Nella lunga rievocazione trova spazio anche la trattativa tra Renzo Fossati e Aldo Spinell per la cessione delle azioni societarie. L'avvocato Andrea D'Angelo, presente al Museo, è stato testimone di quegli incontri da cappa e spada. “Erano discussioni divertenti e appassionanti, rigidamente in dialetto. I due personaggi, attentissimi alle questioni economiche, polemizzarono a lungo, anche dopo l'accordo, ma senza mai perdere la simpatia reciproca”.

La magnifica serata, intrisa di nostalgia e di orgoglio, si chiude con una risposta individuale degli ospiti su, tema del momento: cosa direste agli attuali atleti rossoblù per scuoterli in un momento così delicato?

“Io – afferma Testoni – appena un giocatore firma per il Genoa, ancor prima di presentarlo alla stampa, lo porterei due orette a visitare il Museo, perché si rendesse conto della storia del club e cercasse di continuarla con altri capitoli felici”.
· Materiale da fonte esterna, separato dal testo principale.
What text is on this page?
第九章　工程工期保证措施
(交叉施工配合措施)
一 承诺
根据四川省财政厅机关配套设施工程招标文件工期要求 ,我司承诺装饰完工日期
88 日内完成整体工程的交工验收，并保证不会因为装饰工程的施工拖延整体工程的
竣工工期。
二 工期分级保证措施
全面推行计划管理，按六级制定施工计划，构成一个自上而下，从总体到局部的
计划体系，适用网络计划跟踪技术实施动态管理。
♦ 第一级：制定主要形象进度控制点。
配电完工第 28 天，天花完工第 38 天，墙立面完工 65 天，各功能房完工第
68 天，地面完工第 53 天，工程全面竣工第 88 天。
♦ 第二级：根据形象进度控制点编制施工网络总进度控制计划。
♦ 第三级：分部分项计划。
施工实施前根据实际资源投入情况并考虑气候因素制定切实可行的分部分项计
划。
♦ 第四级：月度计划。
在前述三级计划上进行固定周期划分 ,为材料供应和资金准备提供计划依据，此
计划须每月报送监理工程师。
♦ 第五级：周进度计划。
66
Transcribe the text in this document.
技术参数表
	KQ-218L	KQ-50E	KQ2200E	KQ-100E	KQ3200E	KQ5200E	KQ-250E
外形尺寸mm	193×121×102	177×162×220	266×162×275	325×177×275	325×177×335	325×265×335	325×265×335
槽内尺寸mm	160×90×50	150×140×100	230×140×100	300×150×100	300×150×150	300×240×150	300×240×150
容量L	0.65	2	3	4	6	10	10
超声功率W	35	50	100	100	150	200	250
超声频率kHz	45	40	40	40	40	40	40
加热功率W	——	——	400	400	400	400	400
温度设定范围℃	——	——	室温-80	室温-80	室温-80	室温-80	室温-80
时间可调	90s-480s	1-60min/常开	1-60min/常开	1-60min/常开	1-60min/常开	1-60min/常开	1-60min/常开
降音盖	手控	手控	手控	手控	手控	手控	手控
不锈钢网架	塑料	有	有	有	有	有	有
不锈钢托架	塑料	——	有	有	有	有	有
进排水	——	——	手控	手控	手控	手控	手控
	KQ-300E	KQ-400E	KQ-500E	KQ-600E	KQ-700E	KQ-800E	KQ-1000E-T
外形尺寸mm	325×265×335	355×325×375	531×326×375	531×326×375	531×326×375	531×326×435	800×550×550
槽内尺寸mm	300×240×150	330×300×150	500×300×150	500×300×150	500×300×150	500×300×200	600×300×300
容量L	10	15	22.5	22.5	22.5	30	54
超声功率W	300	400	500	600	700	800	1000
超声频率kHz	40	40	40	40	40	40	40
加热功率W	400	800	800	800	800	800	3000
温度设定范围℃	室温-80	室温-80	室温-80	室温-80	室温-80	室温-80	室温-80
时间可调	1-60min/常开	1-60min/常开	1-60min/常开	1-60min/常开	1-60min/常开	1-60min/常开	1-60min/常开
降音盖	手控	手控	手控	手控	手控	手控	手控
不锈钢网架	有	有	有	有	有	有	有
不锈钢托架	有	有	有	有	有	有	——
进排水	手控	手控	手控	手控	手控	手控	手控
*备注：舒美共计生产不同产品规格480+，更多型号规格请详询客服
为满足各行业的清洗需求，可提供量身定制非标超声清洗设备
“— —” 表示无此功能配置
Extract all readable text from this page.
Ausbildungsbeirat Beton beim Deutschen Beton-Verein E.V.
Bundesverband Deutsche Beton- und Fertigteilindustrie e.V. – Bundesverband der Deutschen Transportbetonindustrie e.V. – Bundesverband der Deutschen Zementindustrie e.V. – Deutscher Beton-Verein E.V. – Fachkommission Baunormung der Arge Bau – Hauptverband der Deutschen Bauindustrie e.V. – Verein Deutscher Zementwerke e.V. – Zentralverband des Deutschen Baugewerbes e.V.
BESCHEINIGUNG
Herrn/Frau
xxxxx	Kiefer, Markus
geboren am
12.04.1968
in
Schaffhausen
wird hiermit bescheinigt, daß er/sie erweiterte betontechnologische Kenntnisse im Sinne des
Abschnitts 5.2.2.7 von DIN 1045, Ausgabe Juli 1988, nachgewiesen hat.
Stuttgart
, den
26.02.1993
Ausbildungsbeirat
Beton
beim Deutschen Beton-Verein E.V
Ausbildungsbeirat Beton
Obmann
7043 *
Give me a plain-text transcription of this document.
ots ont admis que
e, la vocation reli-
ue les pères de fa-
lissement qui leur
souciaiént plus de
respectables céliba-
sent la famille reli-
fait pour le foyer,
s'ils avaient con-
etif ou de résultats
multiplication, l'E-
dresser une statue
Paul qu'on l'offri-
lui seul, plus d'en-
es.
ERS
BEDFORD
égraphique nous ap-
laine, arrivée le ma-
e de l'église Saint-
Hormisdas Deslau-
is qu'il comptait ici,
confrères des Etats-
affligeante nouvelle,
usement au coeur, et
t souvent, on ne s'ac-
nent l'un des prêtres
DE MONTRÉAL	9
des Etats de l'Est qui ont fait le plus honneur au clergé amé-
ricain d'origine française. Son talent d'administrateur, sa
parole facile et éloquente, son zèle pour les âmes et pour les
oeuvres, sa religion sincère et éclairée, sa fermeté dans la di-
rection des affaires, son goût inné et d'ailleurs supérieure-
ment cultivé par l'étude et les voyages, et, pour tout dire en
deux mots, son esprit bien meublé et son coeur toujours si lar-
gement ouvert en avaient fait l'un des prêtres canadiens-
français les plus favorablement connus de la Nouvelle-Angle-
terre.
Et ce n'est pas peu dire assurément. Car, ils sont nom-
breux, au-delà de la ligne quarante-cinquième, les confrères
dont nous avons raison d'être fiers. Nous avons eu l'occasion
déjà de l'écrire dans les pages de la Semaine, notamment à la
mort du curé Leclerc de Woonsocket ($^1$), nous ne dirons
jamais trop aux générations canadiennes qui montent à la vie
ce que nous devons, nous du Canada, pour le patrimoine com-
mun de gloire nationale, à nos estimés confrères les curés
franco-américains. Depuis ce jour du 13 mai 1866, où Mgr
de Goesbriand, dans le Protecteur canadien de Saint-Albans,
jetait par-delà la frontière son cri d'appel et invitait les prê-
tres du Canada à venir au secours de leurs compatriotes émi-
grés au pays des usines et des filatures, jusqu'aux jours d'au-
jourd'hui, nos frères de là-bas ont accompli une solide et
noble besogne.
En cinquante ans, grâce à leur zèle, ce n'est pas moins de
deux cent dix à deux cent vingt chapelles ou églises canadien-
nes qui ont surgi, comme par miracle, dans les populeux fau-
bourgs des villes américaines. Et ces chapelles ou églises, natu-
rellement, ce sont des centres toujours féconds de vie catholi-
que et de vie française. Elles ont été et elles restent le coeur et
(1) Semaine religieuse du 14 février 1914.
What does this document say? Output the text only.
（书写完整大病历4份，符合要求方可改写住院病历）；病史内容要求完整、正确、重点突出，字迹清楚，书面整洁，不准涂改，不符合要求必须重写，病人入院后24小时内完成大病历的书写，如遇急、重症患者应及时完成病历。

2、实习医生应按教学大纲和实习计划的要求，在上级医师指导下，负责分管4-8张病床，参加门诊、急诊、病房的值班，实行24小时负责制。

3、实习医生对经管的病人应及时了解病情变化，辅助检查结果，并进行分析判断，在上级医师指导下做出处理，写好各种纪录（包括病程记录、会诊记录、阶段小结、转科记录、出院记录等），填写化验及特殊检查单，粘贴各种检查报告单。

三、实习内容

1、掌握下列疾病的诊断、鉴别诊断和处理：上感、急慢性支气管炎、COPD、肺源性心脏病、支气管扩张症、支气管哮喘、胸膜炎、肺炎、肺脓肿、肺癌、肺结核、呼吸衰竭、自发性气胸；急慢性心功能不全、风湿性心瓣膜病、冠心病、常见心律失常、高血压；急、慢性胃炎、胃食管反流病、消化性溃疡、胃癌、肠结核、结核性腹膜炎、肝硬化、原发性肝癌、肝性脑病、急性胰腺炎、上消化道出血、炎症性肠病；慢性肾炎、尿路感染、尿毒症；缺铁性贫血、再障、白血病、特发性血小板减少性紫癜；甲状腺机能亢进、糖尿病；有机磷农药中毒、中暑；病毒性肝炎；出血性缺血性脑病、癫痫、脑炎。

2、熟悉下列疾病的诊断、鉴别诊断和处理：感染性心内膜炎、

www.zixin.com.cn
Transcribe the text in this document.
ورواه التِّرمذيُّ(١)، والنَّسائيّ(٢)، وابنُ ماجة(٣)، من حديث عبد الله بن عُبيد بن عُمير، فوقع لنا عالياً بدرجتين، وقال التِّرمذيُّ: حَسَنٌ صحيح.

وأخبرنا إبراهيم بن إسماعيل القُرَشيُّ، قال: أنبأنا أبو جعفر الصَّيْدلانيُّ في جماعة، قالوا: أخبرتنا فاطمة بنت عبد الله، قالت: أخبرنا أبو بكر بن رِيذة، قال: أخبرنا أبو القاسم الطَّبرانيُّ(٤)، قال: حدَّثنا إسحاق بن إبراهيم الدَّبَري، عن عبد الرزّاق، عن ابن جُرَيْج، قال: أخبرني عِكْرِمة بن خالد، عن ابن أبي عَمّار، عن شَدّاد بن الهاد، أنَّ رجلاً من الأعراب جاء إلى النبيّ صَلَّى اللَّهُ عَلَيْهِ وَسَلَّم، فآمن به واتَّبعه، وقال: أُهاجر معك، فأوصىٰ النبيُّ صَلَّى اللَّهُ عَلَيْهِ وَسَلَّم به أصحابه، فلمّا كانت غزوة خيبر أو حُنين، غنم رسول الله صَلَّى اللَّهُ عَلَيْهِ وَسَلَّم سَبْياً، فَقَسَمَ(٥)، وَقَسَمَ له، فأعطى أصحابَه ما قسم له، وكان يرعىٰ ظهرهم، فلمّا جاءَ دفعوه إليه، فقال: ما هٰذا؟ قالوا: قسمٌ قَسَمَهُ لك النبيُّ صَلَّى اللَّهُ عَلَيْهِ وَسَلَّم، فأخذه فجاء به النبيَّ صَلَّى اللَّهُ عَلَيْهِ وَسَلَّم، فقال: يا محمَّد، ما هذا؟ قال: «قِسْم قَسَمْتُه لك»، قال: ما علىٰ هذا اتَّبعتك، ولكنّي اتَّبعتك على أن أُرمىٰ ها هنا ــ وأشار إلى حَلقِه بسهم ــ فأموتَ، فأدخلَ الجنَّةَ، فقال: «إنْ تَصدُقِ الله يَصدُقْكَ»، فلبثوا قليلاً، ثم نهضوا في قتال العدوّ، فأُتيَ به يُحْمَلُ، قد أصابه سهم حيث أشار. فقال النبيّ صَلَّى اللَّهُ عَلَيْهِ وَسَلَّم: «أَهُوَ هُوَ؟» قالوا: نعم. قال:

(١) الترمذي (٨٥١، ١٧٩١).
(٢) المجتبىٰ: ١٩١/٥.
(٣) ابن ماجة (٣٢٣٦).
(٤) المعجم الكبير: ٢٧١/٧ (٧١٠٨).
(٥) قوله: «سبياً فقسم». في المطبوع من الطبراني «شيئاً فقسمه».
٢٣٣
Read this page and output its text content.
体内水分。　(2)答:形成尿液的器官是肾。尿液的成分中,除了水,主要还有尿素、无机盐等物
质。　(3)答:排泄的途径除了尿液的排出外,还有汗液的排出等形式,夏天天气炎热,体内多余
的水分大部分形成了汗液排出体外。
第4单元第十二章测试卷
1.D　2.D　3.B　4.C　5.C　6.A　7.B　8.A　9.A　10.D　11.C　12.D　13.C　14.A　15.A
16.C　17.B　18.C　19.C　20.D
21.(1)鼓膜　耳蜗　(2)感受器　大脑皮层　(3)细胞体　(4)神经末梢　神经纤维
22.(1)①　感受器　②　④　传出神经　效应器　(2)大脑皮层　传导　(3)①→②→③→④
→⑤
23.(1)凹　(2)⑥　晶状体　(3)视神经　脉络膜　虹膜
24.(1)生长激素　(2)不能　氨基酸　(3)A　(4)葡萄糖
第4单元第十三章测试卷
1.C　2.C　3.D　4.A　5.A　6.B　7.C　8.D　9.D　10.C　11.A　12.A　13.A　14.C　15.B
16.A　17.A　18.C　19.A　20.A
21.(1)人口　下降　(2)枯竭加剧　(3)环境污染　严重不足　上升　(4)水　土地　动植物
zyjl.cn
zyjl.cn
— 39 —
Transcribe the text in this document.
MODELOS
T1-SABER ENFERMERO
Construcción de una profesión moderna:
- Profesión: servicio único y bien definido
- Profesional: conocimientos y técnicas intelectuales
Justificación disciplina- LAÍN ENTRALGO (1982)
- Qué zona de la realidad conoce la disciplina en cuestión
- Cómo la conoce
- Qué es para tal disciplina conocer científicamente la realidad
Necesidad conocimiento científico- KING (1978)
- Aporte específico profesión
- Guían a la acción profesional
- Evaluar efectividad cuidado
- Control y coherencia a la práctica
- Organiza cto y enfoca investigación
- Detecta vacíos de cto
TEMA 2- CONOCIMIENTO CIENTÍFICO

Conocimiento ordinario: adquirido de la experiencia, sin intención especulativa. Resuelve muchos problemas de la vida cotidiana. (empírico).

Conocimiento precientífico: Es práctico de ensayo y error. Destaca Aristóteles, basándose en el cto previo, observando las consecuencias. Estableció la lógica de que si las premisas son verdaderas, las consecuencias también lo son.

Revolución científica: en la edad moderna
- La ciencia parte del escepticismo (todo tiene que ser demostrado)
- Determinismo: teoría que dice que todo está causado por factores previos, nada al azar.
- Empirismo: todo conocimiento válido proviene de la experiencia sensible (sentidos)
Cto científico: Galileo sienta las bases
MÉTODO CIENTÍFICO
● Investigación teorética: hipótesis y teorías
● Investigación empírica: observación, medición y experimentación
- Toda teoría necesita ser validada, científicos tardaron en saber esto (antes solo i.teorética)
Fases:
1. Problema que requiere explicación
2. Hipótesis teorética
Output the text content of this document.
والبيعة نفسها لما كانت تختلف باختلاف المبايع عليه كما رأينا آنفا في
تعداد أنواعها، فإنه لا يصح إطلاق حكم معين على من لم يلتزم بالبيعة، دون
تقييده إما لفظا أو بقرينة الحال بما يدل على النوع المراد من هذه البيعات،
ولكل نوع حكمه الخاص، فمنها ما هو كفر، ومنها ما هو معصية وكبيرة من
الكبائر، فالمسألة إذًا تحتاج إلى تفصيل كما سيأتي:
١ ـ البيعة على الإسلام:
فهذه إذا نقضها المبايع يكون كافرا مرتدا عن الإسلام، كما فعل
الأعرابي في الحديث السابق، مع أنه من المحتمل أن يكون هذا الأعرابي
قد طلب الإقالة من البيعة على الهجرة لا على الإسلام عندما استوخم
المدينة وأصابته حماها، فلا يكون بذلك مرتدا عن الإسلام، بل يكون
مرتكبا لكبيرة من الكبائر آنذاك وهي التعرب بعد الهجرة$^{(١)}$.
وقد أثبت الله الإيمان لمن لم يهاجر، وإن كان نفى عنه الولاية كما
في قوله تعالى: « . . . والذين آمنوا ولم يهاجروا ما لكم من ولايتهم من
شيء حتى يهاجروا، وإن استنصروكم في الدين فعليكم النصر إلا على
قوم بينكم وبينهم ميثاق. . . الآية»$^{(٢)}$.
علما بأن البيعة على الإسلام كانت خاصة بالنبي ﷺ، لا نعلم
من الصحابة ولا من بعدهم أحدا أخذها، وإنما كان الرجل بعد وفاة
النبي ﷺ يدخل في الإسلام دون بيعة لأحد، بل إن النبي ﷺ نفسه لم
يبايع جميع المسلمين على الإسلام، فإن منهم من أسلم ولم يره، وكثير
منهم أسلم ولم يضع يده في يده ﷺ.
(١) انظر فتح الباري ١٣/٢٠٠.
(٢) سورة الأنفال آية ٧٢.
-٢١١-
Ed ecco Onofri: “Mostrerei le immagini di quel Genoa-Udinese pur perduto per farcapire che se tu dai tanto alla gente genoana ricevi in cambio il doppio di amore. Indossare quusta maglia, specie al giorno d'oggi, non è semplice, ma io ho incitato anche Mimmo Criscito, al quale voglio un sacco di bene, affinché prenda per man i compagni speingendoli a dare ancora di più”.

Briaschi sposta il discorso: “Deve giungerti naturale provare amore per questa maglia. Se entri in questo clima, riesci a dare il meglio, altrimenti è dura, in specie considerando che oggidì si resta in un club sei mesi, al massimo un anno”.

Martina è la sola voe fuori dal coro: “I: ragazzi di oggi non si impegnano meno rispetto a quelli dei tempi andati. Io resto convinto che se arriva un attaccante di valore, il Genoa saprà dimostrarsi sul campo più forte delle tre concorrenti dirette alla salvezza”.